Ce qui est à craindre en tout état de cause avec le développement de l’islam rigoriste d’essence wahhabite, c’est qu’avec l’abandon de coutumes qu’ils partagent avec les autres canbodgiens, les Chams risquent de se marginaliser et d’offrir un terrain fertile à des manipulations ; par ailleurs, à l’heure actuelle, il ne serait pas étonnant d’apprendre par exemple que des camps d’entraînement ou des bases relais recevant des islamistes radicaux, existent dans telle ou telle zone reculée du pays, camps servant à des mouvements transnationaux tel la Jemaah Islayiah (JI) ou à d’autres.
Notes :

[1] Les estimations divergent et donnent des chiffres allant de 185 000 à 500 000 Chams musulmans, soit au maximum 4% de la population totale du Cambodge.
[2] Arrivés en 1177 au cours d’une invasion conduite par Jaya Indravarman IV durant le règne de l’usurpateur Yaçovarman II. La flotte Cham, guidé par un naufragé chinois, put aller jusqu’à la capitale Khmère, par mer, puis en remontant le Mékong et les grands lacs. Au cours des combats, Angkor fut saccagée et la puissance khmère semblait anéantie ; c’est alors que le Prince Jayavarman II sortit de sa retraite et prit le pouvoir, rétablit l’ordre et chassait les Chams. Cf. M. Giteau : « Histoire du Cambodge », p.96-97, éditions Didier, 1957.
[3] En 1471, le Champa fut conquis par les vietnamiens, et beaucoup de Chams fuirent vers le Cambodge. Selon les dirent de l’universitaire Cham Po Dharma, les Chams vivent au Cambodge depuis 1456.
[4] Jean-Claude Pomonti : « Wahhabisme au Cambodge », Le Monde, 13 novembre 2002.
[5] IslamOnline & News Agencies.
[6] US Federal Research Division of the Library on Congress under the Country Studies / Area Handbook Program sponsored by the US Dpt of Army, décembre 1987.
[7] Op. Cit.

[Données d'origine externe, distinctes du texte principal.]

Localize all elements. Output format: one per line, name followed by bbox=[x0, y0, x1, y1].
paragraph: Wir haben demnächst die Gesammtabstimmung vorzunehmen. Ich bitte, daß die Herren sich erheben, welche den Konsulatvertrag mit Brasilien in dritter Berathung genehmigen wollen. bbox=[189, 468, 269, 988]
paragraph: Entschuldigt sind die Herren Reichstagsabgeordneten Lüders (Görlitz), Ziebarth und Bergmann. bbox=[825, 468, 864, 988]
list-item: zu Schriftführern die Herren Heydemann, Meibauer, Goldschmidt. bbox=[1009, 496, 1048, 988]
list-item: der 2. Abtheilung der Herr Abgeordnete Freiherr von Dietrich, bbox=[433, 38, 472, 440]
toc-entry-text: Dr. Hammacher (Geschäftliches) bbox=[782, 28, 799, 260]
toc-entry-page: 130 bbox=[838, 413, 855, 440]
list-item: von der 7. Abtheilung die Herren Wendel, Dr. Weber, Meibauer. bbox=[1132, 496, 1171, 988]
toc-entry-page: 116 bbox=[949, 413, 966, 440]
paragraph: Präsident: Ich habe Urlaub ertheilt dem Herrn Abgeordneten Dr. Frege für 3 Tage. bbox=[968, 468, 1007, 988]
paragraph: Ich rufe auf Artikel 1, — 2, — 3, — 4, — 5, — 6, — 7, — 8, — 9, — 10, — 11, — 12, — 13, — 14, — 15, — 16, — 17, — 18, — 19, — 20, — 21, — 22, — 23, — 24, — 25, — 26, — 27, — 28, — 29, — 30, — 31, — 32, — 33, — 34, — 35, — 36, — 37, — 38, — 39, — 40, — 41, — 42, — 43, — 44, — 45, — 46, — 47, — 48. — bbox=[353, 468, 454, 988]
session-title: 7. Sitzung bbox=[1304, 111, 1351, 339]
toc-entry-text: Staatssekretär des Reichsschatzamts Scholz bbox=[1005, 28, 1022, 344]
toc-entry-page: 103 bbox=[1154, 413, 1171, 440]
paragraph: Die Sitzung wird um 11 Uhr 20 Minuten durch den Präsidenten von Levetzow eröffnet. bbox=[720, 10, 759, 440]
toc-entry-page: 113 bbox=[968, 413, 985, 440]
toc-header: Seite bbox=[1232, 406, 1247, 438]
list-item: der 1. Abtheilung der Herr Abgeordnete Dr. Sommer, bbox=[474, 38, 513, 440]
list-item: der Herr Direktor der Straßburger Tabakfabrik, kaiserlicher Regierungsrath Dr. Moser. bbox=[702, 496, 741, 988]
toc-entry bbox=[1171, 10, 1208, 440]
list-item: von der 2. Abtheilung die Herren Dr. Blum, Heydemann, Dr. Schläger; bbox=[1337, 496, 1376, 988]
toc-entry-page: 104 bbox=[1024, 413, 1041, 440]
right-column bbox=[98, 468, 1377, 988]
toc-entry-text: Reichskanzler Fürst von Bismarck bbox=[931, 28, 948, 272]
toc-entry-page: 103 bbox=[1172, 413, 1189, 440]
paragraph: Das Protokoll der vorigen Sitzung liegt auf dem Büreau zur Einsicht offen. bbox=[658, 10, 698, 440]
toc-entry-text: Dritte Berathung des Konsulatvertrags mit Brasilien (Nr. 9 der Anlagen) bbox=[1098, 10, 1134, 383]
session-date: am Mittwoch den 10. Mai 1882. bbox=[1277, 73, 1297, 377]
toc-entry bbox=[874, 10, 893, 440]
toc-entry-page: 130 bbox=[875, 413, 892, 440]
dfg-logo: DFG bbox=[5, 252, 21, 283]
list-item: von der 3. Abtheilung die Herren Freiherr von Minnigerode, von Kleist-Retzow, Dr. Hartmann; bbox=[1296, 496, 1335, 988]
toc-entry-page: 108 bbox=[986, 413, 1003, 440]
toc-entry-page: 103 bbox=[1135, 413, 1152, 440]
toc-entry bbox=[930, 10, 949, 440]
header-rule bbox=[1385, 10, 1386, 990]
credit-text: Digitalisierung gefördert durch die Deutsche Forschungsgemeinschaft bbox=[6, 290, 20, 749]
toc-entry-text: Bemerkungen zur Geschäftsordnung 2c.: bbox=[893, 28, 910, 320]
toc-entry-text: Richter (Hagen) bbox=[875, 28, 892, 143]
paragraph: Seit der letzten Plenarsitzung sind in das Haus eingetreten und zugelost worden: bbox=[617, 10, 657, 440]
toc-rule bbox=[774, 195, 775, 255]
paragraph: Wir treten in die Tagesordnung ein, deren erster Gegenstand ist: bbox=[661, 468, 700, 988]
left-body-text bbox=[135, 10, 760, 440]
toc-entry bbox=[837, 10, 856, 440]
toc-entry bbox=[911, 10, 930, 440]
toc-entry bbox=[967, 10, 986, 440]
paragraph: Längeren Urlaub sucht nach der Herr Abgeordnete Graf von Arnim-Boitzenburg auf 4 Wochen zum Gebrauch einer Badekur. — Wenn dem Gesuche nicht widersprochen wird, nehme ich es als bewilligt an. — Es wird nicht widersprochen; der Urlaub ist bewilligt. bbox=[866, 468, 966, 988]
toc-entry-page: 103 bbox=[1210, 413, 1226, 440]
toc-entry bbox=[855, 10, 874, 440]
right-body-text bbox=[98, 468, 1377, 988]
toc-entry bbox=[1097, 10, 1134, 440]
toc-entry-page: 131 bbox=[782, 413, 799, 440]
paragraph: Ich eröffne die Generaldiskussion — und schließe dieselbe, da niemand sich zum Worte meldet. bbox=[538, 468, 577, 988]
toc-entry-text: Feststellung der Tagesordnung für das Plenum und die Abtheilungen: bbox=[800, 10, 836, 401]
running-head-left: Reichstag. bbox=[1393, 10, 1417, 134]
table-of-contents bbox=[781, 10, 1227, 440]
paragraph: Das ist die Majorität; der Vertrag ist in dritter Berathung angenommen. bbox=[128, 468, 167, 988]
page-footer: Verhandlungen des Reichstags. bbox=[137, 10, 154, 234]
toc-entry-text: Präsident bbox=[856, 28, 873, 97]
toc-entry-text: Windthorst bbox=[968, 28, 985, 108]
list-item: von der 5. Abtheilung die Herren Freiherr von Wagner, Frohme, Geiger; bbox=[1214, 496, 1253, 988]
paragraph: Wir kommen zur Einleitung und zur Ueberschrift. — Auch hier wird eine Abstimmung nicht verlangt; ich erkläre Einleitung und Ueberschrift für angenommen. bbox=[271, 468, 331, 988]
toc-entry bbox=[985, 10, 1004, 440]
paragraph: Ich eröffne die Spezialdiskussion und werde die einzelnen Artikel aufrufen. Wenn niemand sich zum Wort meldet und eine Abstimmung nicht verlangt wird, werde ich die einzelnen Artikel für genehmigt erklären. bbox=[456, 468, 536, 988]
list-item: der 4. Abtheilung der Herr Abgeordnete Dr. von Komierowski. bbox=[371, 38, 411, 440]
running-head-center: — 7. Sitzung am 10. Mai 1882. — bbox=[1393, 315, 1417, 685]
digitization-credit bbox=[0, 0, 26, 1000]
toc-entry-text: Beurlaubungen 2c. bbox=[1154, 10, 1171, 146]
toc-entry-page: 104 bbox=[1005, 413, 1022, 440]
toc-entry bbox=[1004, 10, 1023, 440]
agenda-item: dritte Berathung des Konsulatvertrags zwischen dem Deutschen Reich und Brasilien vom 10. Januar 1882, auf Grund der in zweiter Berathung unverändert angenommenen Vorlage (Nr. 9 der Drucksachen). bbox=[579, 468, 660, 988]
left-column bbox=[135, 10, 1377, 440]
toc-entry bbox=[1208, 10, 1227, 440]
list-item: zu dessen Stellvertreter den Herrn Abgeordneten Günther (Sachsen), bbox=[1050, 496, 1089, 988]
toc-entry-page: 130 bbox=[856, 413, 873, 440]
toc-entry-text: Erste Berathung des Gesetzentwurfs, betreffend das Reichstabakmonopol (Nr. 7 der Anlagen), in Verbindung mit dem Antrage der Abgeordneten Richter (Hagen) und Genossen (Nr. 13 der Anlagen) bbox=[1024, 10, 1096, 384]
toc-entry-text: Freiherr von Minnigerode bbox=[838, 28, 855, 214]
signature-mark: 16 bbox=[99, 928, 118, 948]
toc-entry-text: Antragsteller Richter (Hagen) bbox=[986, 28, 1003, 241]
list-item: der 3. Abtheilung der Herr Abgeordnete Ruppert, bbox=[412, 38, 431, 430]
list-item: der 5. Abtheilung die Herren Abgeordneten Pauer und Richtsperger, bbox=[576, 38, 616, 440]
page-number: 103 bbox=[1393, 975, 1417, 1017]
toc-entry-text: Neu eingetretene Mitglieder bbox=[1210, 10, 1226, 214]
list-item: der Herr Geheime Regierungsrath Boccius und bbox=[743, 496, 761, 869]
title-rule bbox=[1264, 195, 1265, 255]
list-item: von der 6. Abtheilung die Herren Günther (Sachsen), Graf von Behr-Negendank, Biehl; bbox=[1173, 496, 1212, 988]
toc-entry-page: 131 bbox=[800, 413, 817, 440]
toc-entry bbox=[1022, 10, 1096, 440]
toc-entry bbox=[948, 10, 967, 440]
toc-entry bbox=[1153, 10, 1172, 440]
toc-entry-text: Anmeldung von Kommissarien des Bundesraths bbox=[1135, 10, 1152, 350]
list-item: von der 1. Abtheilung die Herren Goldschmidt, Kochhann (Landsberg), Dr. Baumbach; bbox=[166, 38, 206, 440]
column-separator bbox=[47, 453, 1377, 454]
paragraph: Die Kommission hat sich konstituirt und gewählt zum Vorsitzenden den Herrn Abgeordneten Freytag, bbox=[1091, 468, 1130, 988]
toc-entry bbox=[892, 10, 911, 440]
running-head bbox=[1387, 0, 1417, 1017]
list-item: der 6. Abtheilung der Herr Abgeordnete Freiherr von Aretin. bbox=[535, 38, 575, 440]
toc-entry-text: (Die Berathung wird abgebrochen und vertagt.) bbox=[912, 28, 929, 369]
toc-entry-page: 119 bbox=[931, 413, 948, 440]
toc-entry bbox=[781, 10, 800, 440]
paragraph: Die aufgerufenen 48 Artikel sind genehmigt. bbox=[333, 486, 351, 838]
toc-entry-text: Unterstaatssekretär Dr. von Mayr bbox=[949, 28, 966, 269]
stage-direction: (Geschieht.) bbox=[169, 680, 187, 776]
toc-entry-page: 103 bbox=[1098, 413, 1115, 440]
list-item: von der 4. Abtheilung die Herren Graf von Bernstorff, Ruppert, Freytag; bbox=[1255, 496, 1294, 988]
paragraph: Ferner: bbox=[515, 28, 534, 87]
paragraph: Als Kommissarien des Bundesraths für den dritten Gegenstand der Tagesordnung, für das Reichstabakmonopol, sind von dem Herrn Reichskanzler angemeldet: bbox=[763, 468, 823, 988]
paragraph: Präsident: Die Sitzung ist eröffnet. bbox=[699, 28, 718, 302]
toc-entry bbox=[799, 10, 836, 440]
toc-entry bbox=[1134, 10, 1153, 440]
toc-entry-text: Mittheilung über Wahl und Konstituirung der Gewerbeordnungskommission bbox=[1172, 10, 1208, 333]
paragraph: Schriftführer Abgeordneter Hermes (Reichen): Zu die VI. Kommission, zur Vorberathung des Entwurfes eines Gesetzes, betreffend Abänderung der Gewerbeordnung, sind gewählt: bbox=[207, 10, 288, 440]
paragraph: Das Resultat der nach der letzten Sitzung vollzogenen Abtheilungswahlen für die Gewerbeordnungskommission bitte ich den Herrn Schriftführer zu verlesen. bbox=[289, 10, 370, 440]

Jean-Claude Pomonti.
[8] On trouve également une ONG yéménite.
[9] Barry Desker : « Extremist interpretation of Islam », écrit et présenté par Augustine Anthuvan, Radio Singapore International, 4 février 2003. B. Desker est directeur du think tank singapourien Institute of Defense and Strategic Studies (IDSS) ; il fut Ambassadeur de Singapour en Indonésie de 1986 à 1993.
[10] Tactique éprouvée des fondamentalistes dans un grand nombre de pays où ils représentent seulement une minorité.
[11] Il y a actuellement 20 Chams tant au gouvernement qu’à l’Assemblée Nationale et d’autres également dans l’Armée.
[12] Cf. « Cambodia – Islam » : Coutry study from US Library of Congress.
[13] Omar Farouk Bajunid (Hiroshima City University) : « Workshop on the study of Jawi Documents in Southeast Asia », organisée par la Japan Society for SEA History, Sophia University, 23 février 2002.
[14] Robert Carmichael et Lon Nara : Phnom Penh Post, n°10/22 26 octobre/8 novembre 2001.
[15] Bureau of Democracy, Human Rights and Labor : « Cambodia Religious Freedom Report ; International Religious Freedom report – Released on October 26, 2001 », Section I. Religious Demography.
[16] Op. Cit. Section III. Societal Attitudes.